# I need to find xp driver Wifi RTL8187B_WLAN_Adapter , someone can help me pls !



## likenoother84vt (Nov 24, 2008)

I have notebook Toshiba , model L45_S7423 , Origin Operating System is Windows Vista Home Premium . Now i want downgrade to Windows XP Professional , and i couldn't find driver for Wifi RTL8187B_WLAN_Adapter . Someone have driver for it ? Can share to me ? Pls pm me in forum. 
Thks you for read my message !


----------



## Snoopdogie187 (Jun 27, 2002)

Hi, yu may not be able to find this drvier. I have a Toshiba also that came with Vista, and has the same wireless card. I did put XP on as a dual boot but the qifi was a reason I didn't go fully XP. 
From what I can see, the problem with all the drivers is that the wireless card is on the sound card or something like that.
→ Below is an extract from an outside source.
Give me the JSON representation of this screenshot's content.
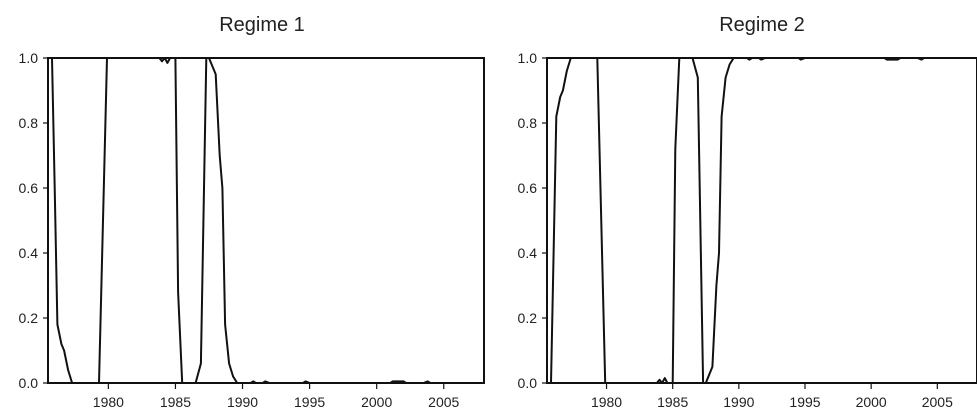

I'm not too sure how it is worked out, but even if you go get the offical realtek driver from their site and try to use that it just fails. 
I do believe that the driver file can be updated to work, but I wasn't able to find any and I don't know enough about driver files to do it myself. 
(This also seems to be a problem a with linux users as well)


----------



## BCCOMP (Jul 9, 2007)

Hi,
This may help you:
http://www.today.com/external.php?u...shiba-satellite-l45-s7423-updates/id-3272988/

Or

http://www.notebookforums.com/thread206321.html
Hope it helps,
Bill


----------